On July 3, 2015 Public Works and Government Services Canada (PWGSC) released its anticipated revisions to the Integrity Regime, which seeks to ensure it does business with ethical suppliers of goods and services in Canada and abroad. The Government relaxed some of the more controversial provisions from the previous Integrity Framework introduced in March 2014; including reducing the coverage period for prior convictions, removing automatic debarment for convictions of affiliates and allowing the ineligibility period to be reduced from 10 years to five years under certain conditions, nevertheless Canada still has one of the world’s more stringent debarment regimes for public sector contracts.
This bulletin reviews the new Integrity Regime and how companies involved in federal procurement in Canada can meet their obligations imposed by it.
The Breadth of the New Integrity Regime
The new Integrity Regime is intended to apply across all federal departments and agencies for procurement and real property transactions. There is no monetary threshold. Previously, the Integrity Framework applied only to PWGSC contracts and a small number of government agencies. The Integrity Regime continues to apply to all suppliers to the Canadian Government, including sub-contractors. Prime contractors will be required to only subcontract with eligible suppliers and a supplier will be debarred for five years if they knowingly subcontracts with an ineligible supplier.

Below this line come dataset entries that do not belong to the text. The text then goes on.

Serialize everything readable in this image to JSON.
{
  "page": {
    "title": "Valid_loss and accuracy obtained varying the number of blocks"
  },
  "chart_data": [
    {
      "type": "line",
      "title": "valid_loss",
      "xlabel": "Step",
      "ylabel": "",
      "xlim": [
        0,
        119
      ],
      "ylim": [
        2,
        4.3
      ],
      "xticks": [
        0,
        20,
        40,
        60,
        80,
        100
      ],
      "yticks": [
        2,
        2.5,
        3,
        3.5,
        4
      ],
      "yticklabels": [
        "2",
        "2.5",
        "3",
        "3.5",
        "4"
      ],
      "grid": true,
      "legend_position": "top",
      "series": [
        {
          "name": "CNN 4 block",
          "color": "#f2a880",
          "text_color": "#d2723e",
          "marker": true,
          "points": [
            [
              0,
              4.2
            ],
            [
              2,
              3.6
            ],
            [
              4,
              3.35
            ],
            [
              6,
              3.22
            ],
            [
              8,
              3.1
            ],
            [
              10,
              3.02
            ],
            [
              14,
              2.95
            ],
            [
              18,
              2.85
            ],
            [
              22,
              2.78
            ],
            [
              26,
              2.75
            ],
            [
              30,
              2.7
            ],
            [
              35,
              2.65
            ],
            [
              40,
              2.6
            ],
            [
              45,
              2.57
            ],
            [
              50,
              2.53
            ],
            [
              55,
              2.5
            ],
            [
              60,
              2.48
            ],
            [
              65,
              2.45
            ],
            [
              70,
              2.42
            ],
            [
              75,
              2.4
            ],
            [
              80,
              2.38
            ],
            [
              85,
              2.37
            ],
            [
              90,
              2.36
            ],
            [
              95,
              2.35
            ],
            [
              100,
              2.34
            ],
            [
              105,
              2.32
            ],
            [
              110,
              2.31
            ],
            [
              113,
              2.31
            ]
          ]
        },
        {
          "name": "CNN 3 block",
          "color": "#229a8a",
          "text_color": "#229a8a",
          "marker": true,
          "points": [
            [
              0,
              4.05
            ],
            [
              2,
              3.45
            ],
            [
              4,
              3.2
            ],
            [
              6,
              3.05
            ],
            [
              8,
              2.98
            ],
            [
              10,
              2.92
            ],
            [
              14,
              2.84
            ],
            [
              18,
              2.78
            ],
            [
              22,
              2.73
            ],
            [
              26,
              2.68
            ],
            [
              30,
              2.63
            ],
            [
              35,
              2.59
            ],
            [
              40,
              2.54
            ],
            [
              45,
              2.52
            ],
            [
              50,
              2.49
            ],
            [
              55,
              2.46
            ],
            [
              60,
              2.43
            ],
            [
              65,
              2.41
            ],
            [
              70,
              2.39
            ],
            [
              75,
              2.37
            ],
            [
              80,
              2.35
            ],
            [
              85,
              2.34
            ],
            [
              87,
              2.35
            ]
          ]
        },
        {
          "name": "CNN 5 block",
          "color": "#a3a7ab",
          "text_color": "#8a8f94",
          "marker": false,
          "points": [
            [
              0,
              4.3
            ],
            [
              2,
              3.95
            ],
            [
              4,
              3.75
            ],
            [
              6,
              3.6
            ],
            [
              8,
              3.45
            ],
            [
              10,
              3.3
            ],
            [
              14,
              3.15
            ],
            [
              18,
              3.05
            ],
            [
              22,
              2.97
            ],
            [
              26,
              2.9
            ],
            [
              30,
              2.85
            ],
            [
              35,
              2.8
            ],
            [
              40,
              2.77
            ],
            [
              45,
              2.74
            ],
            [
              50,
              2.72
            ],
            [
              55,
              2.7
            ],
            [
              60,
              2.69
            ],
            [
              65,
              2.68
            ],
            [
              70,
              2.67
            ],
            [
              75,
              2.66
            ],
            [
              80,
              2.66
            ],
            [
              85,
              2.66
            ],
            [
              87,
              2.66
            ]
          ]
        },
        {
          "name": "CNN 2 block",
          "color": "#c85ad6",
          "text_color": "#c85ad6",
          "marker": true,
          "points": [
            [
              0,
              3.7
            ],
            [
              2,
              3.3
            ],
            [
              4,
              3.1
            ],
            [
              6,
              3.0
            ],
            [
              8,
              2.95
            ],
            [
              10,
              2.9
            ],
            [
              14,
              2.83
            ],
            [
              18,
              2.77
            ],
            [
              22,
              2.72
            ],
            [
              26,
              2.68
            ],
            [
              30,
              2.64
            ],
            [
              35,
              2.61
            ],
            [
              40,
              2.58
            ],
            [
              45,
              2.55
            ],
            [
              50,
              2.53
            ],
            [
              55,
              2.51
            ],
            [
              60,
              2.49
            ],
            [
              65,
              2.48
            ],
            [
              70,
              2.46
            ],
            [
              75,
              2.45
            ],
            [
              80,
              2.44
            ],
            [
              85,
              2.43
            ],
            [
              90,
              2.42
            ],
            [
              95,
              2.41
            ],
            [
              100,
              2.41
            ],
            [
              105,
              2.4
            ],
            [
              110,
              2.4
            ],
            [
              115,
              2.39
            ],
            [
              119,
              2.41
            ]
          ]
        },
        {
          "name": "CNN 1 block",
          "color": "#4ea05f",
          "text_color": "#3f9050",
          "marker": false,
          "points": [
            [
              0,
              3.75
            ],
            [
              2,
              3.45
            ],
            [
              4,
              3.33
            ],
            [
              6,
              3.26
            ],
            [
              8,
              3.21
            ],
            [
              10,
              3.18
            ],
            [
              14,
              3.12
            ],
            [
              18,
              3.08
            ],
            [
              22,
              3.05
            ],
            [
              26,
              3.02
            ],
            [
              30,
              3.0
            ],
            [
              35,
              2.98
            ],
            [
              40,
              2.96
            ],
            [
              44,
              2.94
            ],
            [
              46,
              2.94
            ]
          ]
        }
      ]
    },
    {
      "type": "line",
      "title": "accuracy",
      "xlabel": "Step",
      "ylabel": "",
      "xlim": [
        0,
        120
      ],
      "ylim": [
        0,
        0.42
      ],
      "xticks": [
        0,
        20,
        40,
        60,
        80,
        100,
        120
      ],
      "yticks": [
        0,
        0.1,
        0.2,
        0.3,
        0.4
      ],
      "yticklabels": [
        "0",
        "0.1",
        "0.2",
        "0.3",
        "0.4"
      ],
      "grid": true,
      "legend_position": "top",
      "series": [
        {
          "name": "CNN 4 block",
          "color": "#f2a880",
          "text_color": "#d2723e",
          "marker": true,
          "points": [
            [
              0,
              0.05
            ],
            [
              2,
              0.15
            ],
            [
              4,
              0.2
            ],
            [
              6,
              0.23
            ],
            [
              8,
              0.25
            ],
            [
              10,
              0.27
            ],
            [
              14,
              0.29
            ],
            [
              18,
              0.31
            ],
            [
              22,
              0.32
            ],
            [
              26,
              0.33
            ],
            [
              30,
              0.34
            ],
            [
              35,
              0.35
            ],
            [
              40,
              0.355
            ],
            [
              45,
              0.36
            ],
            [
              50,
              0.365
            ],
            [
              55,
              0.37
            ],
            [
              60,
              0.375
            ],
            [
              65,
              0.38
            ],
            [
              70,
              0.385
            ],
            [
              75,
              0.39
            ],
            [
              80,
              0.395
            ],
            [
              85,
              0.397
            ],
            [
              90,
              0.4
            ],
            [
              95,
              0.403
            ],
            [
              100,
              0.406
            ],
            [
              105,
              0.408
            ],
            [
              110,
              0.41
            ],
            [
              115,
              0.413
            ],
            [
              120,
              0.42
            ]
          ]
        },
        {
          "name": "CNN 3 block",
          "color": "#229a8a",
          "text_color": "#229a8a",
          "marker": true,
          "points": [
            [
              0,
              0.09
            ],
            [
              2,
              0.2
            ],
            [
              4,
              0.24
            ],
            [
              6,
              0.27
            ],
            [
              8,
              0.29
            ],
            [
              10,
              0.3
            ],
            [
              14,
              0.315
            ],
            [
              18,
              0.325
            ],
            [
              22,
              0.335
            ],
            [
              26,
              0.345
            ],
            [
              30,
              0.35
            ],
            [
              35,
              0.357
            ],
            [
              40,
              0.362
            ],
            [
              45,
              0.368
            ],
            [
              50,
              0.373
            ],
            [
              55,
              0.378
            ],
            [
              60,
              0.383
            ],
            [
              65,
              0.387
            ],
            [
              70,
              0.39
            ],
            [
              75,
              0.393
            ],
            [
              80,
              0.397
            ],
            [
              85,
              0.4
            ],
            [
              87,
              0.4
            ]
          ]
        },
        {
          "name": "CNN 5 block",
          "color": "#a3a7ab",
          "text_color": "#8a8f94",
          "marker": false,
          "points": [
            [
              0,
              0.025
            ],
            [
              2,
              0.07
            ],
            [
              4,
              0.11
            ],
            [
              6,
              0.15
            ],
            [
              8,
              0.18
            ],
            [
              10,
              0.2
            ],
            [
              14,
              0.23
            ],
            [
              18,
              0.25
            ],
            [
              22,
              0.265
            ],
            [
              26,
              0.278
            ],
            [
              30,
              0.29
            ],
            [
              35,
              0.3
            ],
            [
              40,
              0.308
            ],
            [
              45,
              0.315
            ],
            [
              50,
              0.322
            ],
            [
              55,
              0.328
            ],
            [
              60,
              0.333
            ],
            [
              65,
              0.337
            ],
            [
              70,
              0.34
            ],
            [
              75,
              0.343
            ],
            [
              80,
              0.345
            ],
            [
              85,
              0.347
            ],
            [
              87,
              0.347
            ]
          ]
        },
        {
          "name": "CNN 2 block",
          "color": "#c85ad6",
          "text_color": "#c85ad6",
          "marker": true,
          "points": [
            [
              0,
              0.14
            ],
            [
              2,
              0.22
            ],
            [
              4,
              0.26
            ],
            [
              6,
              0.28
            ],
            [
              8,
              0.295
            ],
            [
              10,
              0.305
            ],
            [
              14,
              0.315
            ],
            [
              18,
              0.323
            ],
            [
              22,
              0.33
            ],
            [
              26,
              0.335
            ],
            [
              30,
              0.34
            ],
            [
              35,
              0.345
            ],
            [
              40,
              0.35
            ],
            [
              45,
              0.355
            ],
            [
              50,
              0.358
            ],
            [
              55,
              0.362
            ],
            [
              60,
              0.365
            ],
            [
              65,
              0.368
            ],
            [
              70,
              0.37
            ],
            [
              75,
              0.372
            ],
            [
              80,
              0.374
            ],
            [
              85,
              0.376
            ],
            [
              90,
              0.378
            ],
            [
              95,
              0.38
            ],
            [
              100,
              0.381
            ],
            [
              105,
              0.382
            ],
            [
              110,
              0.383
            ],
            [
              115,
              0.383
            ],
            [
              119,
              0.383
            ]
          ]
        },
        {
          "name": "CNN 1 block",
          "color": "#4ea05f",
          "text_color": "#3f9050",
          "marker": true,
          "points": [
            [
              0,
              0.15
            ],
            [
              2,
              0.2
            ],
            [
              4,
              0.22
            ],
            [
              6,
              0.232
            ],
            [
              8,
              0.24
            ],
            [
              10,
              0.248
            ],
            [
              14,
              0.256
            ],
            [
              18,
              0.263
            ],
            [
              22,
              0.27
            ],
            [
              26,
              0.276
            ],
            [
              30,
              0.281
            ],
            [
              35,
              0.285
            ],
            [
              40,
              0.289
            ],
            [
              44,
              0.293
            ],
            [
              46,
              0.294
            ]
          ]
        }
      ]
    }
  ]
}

Under the new Integrity Regime, any time a supplier bids for a contract with the federal government they will have to certify that neither the company nor any of its directors or affiliates have been charged, convicted or discharged of one of 16 listed offenses or similar foreign offenses in the past three years (which was previously 10 years). This list of offenses includes violations of the Competition Act, money-laundering, participation in organized crime, tax evasion, bribery and extortion, drug-trafficking and various fraudulent activities. It is important to note that all such offenses are treated equally regardless of whether the activity occurred in Canada or abroad. Any supplier who does not provide such a certification will be ineligible to bid on public contracts.
Under the previous Integrity Framework, a supplier would be debarred regardless of whether the supplier itself or an affiliated company committed the offense. This has now changed. Under the new Integrity Regime, a company may still bid on Canadian Government contracts if an affiliate is convicted of a listed offense so long as it provides an independent assessment to show that the bidding company was not involved in the actions that led to the affiliate’s conviction.
A supplier’s 10-year debarment may now be reduced to five years by demonstrating that they either cooperated with law enforcement that investigated the offense or have undertaken remedial measures to address their wrongdoing. In order to qualify for this relief a supplier will have to enter into an administration agreement with PWGSC to abide by strict remedial and compliance measures that will be overseen by an independent monitor.
Finally, a supplier can still try to rely on the ‘Public Interest Exception’ to contract with the federal government despite violating a listed offense by showing that no other supplier is capable of performing the contract, or to use a competitor would cause “a material injury to the financial interests of the Government of Canada.” It is unclear if this Public Interest Exception has ever been applied. For it to apply going forward the supplier will have to enter into an administration agreement, as discussed above.
Navigating the Compliance Obligations
The Integrity Regime requires government contractors to conduct rigorous due diligence of their suppliers, directors and affiliates’ compliance history before certifying their bids for public contracts. Any supplier who provides false or misleading information in their certification will be debarred for 10 years without any ability to apply for a reduced ineligibility period.
Moreover, given the federal government’s ability to terminate a contract for default if a violation occurs during its term, suppliers must carefully conduct diligence of their own compliance programs and that of their subcontractors to ensure employees receive proper compliance training, and that there are sufficient internal controls and management oversight to avoid and detect any potential violations. Legal counsel can assist in this regard.
In addition to basic diligence, suppliers should obtain proper compliance representations and warrants from sub-contractors and additional contractual protections and indemnities to help protect against a potential suspension or even termination of a prime contract with the Canadian Government as a result of a violation.
Towards a More Cooperative Approach?
The previous automatic 10-year debarment period may have served as a strong disincentive to cooperation with prosecuting authorities. For contractors seeking to continue a business relationship with the Government, it was tantamount to a hefty fiscal penalty that prosecutors could not take off the table in a plea negotiation. A decade is a long time in the horizon of business planning, long enough to be the practical equivalent of forever. Such circumstances, combined with the widespread perception of passivity in the prosecution of certain types of business crime in Canada, incentivize a protracted, “go for broke” defence strategy. It is unclear whether the five year debarment period will have the same effect. That said, the Government seems intent to incentivize more cooperation with investigation authorities under the Integrity Regime by making this a potential route to a shorter debarment period.